La Ley del Voto del Dominicano en el Exterior representó una conquista histórica, luego de décadas de lucha, sacrificios de activistas comunitarios en el exterior y un reconocimiento formal de que nuestra diáspora no es solo una fuente de remesas, sino una parte integral y viva de la soberanía nacional.

Sin embargo, al parecer, después que matamos al tiguere le salimos corriendo al cuero. En las pasadas elecciones de 2024, la abstención en el exterior alcanzó niveles alarmantes, superando con creces la falta de participación en territorio dominicano, con una participación que no superó el 20%. Esta apatía no es solo un número estadístico; es una renuncia implícita al poder de decisión sobre el futuro de la nación que dejamos atrás, pero que seguimos sosteniendo económicamente.

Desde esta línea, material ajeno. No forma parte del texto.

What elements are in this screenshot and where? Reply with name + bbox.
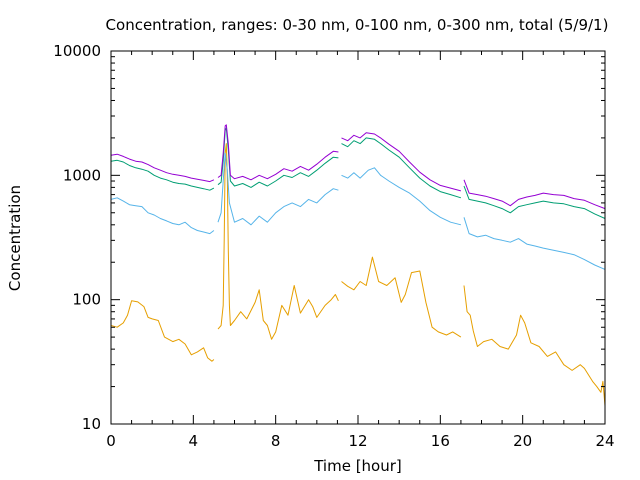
y-tick-label: 10000 <box>53 42 101 60</box>
series-line-2 <box>341 167 462 226</box>
series-line-4 <box>110 153 215 183</box>
x-axis: 0 4 8 12 16 20 24 <box>106 51 615 450</box>
series-line-1 <box>110 300 215 362</box>
x-tick-label: 24 <box>595 432 614 450</box>
series-line-4 <box>463 179 606 210</box>
x-tick-label: 12 <box>348 432 367 450</box>
series-line-1 <box>217 143 339 340</box>
y-tick-label: 100 <box>72 291 101 309</box>
chart-title: Concentration, ranges: 0-30 nm, 0-100 nm… <box>106 16 609 34</box>
series-line-2 <box>463 217 606 270</box>
series-line-1 <box>463 285 606 406</box>
series-line-2 <box>217 152 339 226</box>
x-tick-label: 0 <box>106 432 116 450</box>
y-axis: 10 100 1000 10000 <box>53 42 605 433</box>
x-tick-label: 4 <box>189 432 199 450</box>
series-layer <box>110 124 606 406</box>
series-line-4 <box>217 124 339 181</box>
series-line-1 <box>341 256 462 338</box>
series-line-3 <box>463 185 606 219</box>
x-tick-label: 16 <box>431 432 450 450</box>
x-axis-label: Time [hour] <box>313 457 402 475</box>
series-line-3 <box>341 137 462 199</box>
x-tick-label: 8 <box>271 432 281 450</box>
series-line-3 <box>217 127 339 188</box>
y-axis-label: Concentration <box>6 185 24 291</box>
x-tick-label: 20 <box>513 432 532 450</box>
series-line-2 <box>110 197 215 235</box>
y-tick-label: 1000 <box>63 166 101 184</box>
series-line-4 <box>341 132 462 192</box>
series-line-3 <box>110 159 215 191</box>
y-tick-label: 10 <box>82 415 101 433</box>
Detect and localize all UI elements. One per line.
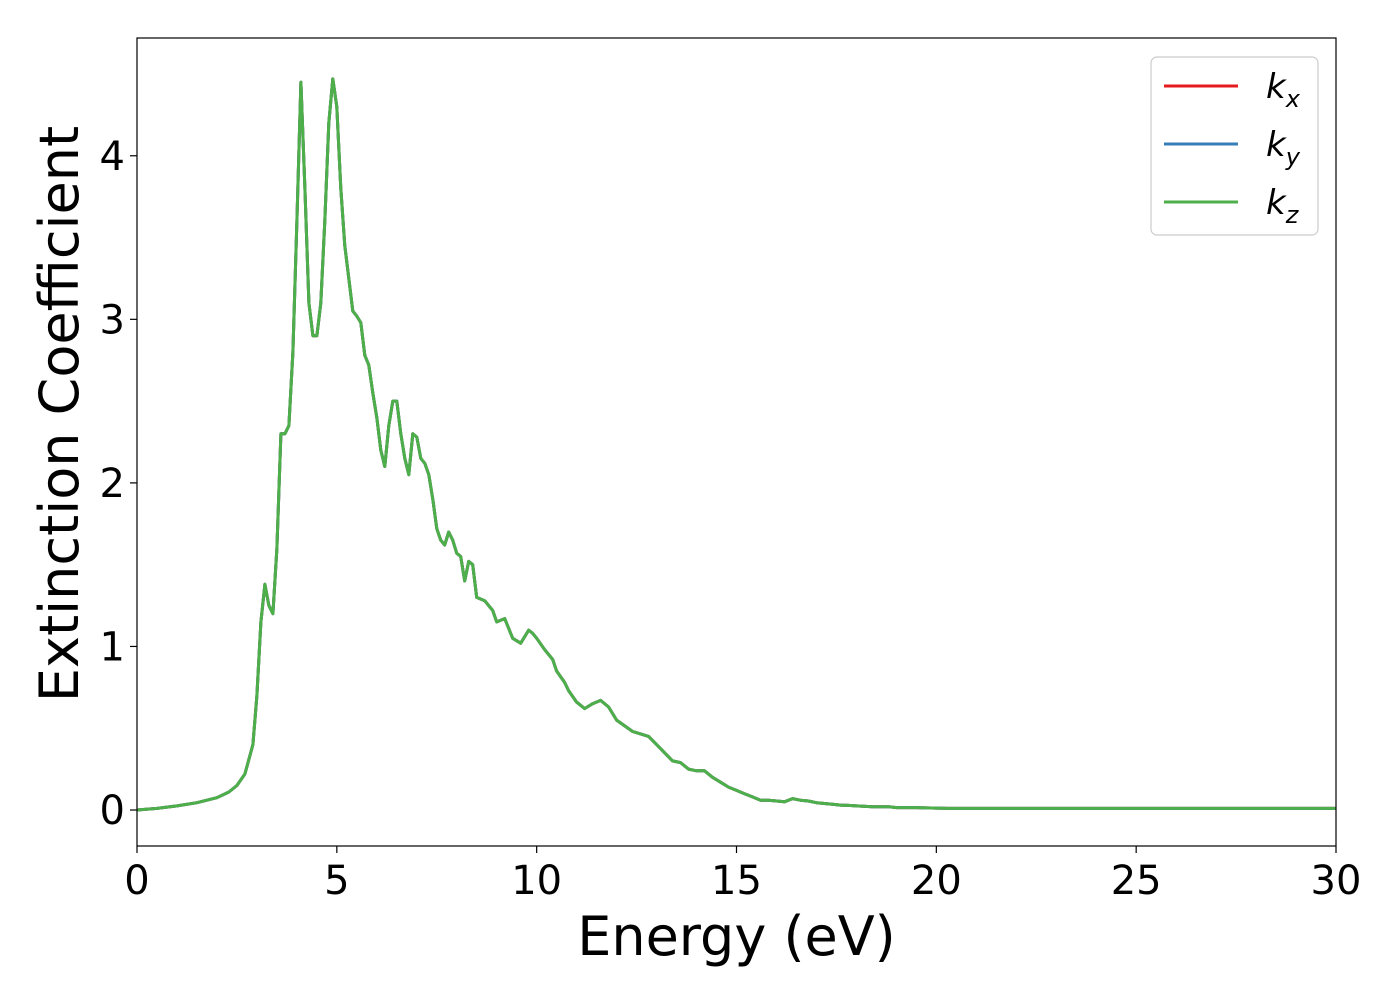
x-tick-label: 30: [1311, 858, 1362, 904]
ticks-layer: 0 5 10 15 20 25 30 0 1 2 3 4: [100, 134, 1362, 904]
y-tick-label: 3: [100, 297, 125, 343]
x-tick-label: 20: [911, 858, 962, 904]
y-tick-label: 0: [100, 788, 125, 834]
x-tick-label: 10: [511, 858, 562, 904]
y-tick-label: 4: [100, 134, 125, 180]
legend-label-k-y: ky: [1266, 125, 1301, 171]
x-tick-label: 15: [711, 858, 762, 904]
legend-label-k-x: kx: [1266, 67, 1301, 113]
x-tick-label: 25: [1111, 858, 1162, 904]
series-layer: [136, 77, 1336, 812]
x-tick-label: 0: [124, 858, 149, 904]
y-axis-label: Extinction Coefficient: [28, 126, 91, 702]
y-tick-label: 2: [100, 461, 125, 507]
series-line-k-z: [136, 77, 1336, 812]
x-axis-label: Energy (eV): [577, 905, 896, 968]
y-tick-label: 1: [100, 624, 125, 670]
x-tick-label: 5: [324, 858, 349, 904]
legend-box: [1150, 56, 1319, 236]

Existe una percepción peligrosa en nuestra comunidad: la idea de que la distancia nos exime de nuestras responsabilidades cívicas. Es imperativo recordar que ser dominicano conlleva una relación de reciprocidad con la Patria. Así como exigimos —y con razón— mejores servicios consulares y protección, también tenemos el deber sagrado de fortalecer la democracia a través del sufragio. Si queremos una República Dominicana próspera, no podemos ser espectadores pasivos cada cuatro años.

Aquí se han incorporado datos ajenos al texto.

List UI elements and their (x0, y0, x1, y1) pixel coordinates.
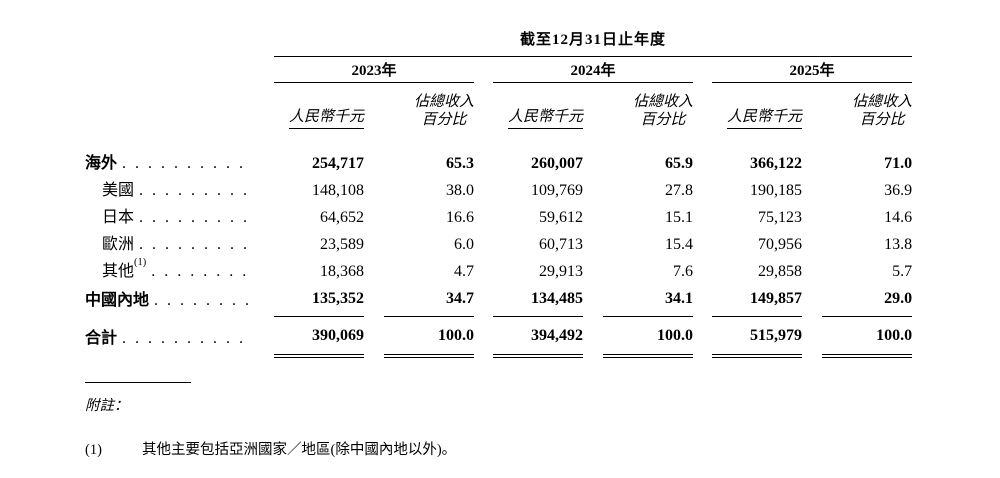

Ante la inercia participativa, ha llegado el momento de plantear una reforma profunda en la relación Estado-Diáspora. La propuesta es clara: vincular el ejercicio del voto con el acceso a los privilegios y programas estatales. No se trata de castigar, sino de incentivar la responsabilidad civil. El Estado dominicano ofrece una serie de beneficios exclusivos para quienes residen fuera, los cuales deberían estar sujetos a la validación de haber cumplido con el deber electoral.

El tradicional beneficio de traer artículos y regalos en diciembre -la gracia navideña- debería requerir la presentación de la constancia de votación; los programas de bajo costo y facilidades bancarias estatales para adquirir inmuebles en la isla deben priorizar a los ciudadanos comprometidos con el sistema democrático; los programas de estudios en el exterior o convenios educativos financiados por el Estado deben ver en el voto un requisito de elegibilidad; establecer tarifas diferenciadas o procesos expeditos para quienes demuestren su participación en los procesos electorales.

La diáspora dominicana es el pulmón económico del país, pero su peso político debe ser proporcional a su impacto financiero. No es coherente quejarse de la corrupción, de la falta de seguridad o del manejo de la economía si, al momento de elegir a quienes administran el Estado, decidimos quedarnos en casa.

La abstención del 2024 debe ser la última señal de alerta. Si no valoramos el derecho que tanto costó conseguir, corremos el riesgo de convertirnos en ciudadanos de segunda categoría por voluntad propia. Sin voto no debe haber beneficios, porque el compromiso con la Patria se demuestra en la urna, no solo en la remesa.

El autor es licenciado en Estudios Internacionales, Periodista, ex Diplomático y Catedrático.